Yani hükümet bir savaş hükümeti mi olacak yoksa gerçekten Türkiye'nin sorunlarını çözmeye çalışan bir hükümet mi olacak? Ama ağırlıklı olarak görülen o ki aslında bir seçim hükümeti olacak. Sertliğe endeksli bir seçim hükümeti olasılığı daha yüksek, daha ön planda. Çünkü Erdoğan öyle düşünüyor. Erdoğan kaybetti fakat yenilen pehlivan güreşe doymaz misali bir kez daha şansını denemek istiyor benim mevcut vardığım sonuç gelişmelerden budur.
“TECRİT BİR SAVAŞ TUTUMUDUR”
Özellikle önderliğimize yapılan, önderlik şahsında halkımıza hatta seçimde ortaya çıkan iradeye saygısızlıktır, hakarettir. Ne hakla yani şimdi üç ayı aşkın bir zamandır tecrit altındadır? Türkiye Cumhuriyeti Devleti yetkilileri her adım başında: ”Biz bir hukuk devletiyiz” demiyorlar mı? Peki, niye hukuklarını ayaklar altına alıyorlar İmralı'da? Niye önderliğimize dönüp politikalarında hukuk diye bir şey yoktur, her şeyi askıya alınmıştır, yani bu neyin nesidir? Tecrit bir savaş tutumudur. Şimdi önderlik üzerindeki bu tecridi biz böyle anlıyoruz bir. İkincisi siyasal soykırım sürecini yeniden başlattılar. Daha önce süreci zorlayan, bozan şey neydi? KCK operasyonları. Şimdi adına KCK operasyonu denilmeyen ama aynı süreç gündeme konulmuş bulunuyor.

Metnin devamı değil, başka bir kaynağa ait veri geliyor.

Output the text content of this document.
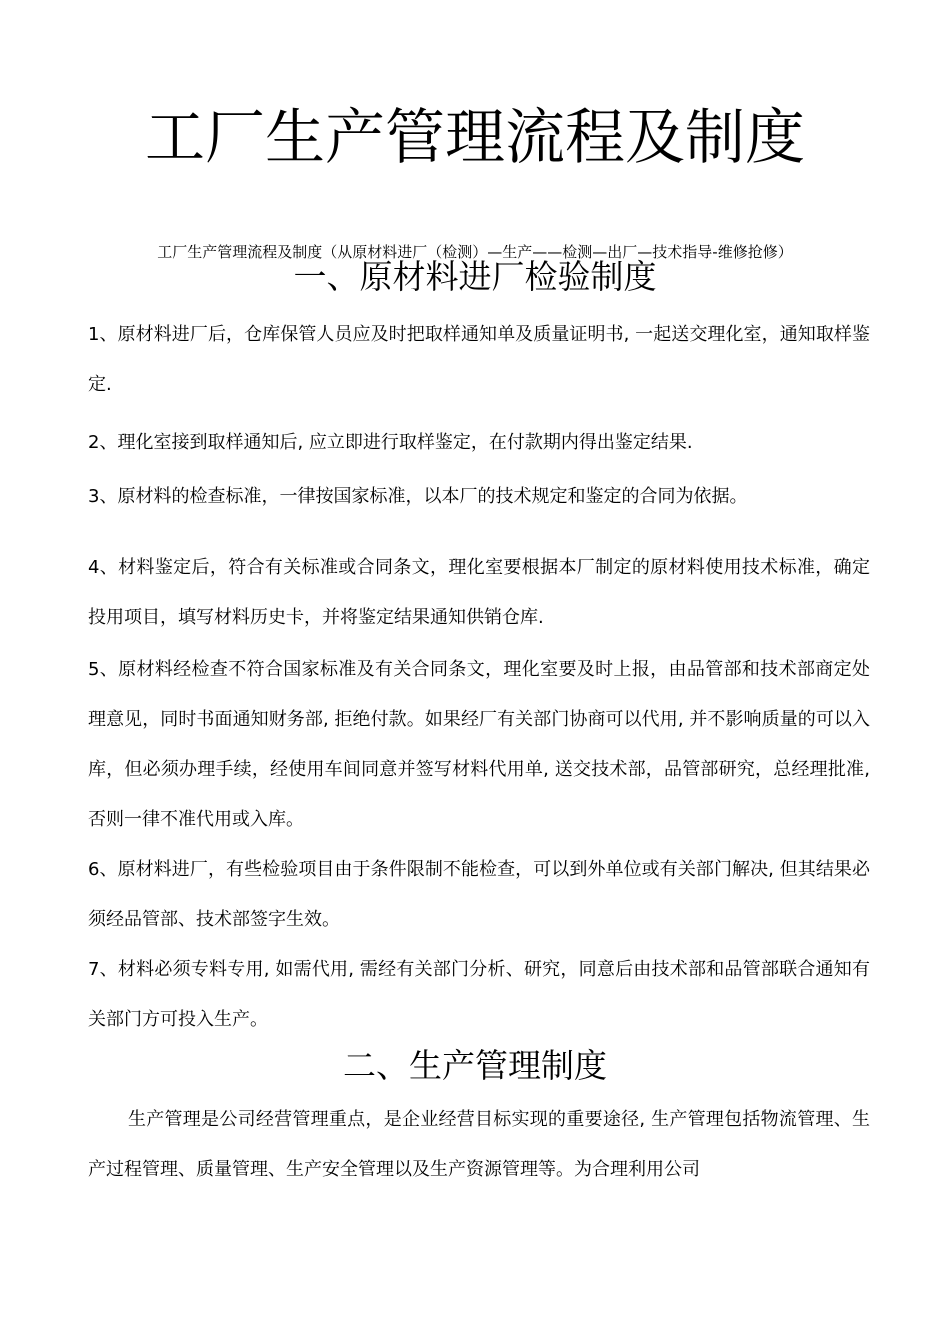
工厂生产管理流程及制度

工厂生产管理流程及制度（从原材料进厂（检测）—生产——检测—出厂—技术指导-维修抢修）

一、原材料进厂检验制度

1、原材料进厂后，仓库保管人员应及时把取样通知单及质量证明书, 一起送交理化室，通知取样鉴定.

2、理化室接到取样通知后, 应立即进行取样鉴定，在付款期内得出鉴定结果.

3、原材料的检查标准，一律按国家标准，以本厂的技术规定和鉴定的合同为依据。

4、材料鉴定后，符合有关标准或合同条文，理化室要根据本厂制定的原材料使用技术标准，确定投用项目，填写材料历史卡，并将鉴定结果通知供销仓库.

5、原材料经检查不符合国家标准及有关合同条文，理化室要及时上报，由品管部和技术部商定处理意见，同时书面通知财务部, 拒绝付款。如果经厂有关部门协商可以代用, 并不影响质量的可以入库，但必须办理手续，经使用车间同意并签写材料代用单, 送交技术部，品管部研究，总经理批准, 否则一律不准代用或入库。

6、原材料进厂，有些检验项目由于条件限制不能检查，可以到外单位或有关部门解决, 但其结果必须经品管部、技术部签字生效。

7、材料必须专料专用, 如需代用, 需经有关部门分析、研究，同意后由技术部和品管部联合通知有关部门方可投入生产。

二、生产管理制度

生产管理是公司经营管理重点，是企业经营目标实现的重要途径, 生产管理包括物流管理、生产过程管理、质量管理、生产安全管理以及生产资源管理等。为合理利用公司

"O BİZİM BİR SAFLIĞIMIZDI"
Nerde AKP’nin yaptığı yasal ve anayasal düzenlemeler? Hiçbir şey yapmadığı halde kalkıp bizim sanki sözümüzü tutmadığımızı iddia etmek açıkça yalan söylemektir. Gerçeği çarpıtmaktır. Kendileri bir şey yapmadılar çözüm süreci bu yüzden sekteye uğradı ve biz geri çekilmeyi buna rağmen durdurmadık, Eylül’de durdurduk ve aslında bu da bizim saflığımızdı. Onun özeleştirisini veriyoruz. O bizim bir saflığımızdı. Haziran ayında AKP Hükümeti’nin adım atmamasıyla birlikte biz hemen bunun bir oyun olduğunu anlamalıydık. Fakat gerçekten saf davrandık 2 ay sonra ancak fark edip geri çekilme sürecini durdurduk. Devlet, AKP oyun peşindedir. Şimdi bu oyunu bir tarafa bırakacaksa ve samimi, dürüst, iyi niyetle yaklaşım gelişecekse biz çözüme varız. Ama bunu değil de farklı şekilde oyalama veya tasfiyeyi dayatırlarsa artık biz buna gelecek durumda değiliz, bunu yutacak durumda değiliz.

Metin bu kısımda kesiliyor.